As far as I know, they export data, modify it, mask the original, then upload the changes data.
That sounds awesome, and it is awesome in the truest sense of the word: inspiring awe.
It also comes with a price tag, a pretty impressive effort, and an effect called “scarring”, where the data at the boundaries of the “incision” can be affected.
In my experience, correcting very rarely makes sense.
For lack of a better term, I called these 5 “stages”.
“Stages” suggest some sort of chronology, or sequence.
In reality, that is not how this works.
Instead, you will always want to combine patching with amending and/or hiding, and sometimes you’ll even throw some correcting into the mix.

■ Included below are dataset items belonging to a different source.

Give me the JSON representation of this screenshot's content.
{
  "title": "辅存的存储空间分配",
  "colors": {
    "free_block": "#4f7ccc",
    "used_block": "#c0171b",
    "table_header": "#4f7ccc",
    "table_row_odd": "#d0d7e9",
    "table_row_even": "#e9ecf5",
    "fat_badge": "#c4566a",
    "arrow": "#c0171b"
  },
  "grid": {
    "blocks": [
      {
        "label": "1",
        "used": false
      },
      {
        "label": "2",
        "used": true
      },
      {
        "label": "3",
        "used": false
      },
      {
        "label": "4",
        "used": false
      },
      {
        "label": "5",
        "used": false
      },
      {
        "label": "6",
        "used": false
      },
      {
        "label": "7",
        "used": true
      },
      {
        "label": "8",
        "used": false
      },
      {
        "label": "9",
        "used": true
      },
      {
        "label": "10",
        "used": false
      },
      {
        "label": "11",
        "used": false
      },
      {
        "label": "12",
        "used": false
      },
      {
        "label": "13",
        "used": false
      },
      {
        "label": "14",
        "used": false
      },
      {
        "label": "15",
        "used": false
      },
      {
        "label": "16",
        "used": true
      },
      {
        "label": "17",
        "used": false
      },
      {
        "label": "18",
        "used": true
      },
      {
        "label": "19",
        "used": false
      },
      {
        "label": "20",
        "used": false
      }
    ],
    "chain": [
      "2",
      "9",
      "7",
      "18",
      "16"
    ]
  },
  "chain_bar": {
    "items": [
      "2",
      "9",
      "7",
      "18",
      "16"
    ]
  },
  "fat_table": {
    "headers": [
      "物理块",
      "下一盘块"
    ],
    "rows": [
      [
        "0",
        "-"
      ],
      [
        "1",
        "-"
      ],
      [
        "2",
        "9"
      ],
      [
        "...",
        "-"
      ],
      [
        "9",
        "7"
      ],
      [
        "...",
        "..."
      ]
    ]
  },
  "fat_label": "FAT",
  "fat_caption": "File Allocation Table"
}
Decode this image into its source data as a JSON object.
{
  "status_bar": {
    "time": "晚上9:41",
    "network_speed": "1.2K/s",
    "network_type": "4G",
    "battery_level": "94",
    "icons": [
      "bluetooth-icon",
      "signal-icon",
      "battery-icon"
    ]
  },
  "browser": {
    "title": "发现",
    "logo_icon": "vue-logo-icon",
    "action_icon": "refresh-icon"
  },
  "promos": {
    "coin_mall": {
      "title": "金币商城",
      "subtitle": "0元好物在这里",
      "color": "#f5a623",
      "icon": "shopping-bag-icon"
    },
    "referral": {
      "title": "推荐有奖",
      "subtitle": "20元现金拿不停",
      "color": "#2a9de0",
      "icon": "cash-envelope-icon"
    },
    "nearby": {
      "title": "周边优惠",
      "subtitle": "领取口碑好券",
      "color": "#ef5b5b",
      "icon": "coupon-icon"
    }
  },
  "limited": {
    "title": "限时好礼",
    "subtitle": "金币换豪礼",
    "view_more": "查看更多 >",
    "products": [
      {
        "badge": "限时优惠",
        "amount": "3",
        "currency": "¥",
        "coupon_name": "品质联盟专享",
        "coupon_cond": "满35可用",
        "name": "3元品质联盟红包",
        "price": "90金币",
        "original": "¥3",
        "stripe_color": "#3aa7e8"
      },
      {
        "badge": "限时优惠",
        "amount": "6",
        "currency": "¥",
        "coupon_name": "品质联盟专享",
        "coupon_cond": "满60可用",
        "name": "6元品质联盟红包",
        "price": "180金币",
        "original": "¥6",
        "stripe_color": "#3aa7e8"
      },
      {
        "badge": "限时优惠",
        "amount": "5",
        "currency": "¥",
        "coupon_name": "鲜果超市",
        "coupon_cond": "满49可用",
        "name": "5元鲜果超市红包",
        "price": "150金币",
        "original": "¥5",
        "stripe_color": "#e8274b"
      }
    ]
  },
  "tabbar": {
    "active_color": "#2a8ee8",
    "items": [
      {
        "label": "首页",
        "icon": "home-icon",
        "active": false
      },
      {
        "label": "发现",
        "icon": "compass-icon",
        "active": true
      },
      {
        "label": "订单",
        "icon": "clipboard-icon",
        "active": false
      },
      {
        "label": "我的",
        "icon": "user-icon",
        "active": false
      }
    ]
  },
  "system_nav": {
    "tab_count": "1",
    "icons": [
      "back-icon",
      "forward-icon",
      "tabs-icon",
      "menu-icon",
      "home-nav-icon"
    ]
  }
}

I would opine that amending should trump hiding, that those two should be used if possible over correcting, and that patching is a must for any case of bad data that is still on-going when you detect it.
Hiding is often a good measure to be used alongside patching, and if something can be patched with Processing Rules, chances are you can somehow amend existing data using Classifications.
Since you are a developer, your heart beats for fixing things on the page, in the TMS, or in
doPlugins, I presume. I agree.
Technical reasons aside, patching at that level means someone with enough technical understanding (you!) will look at what happens on the site. It is very likely that while doing that, you will find the root cause, and that is still the most important find.
And, to round it all up: preventing it from happening makes all of this obsolete, which is why you really should devote resources to it.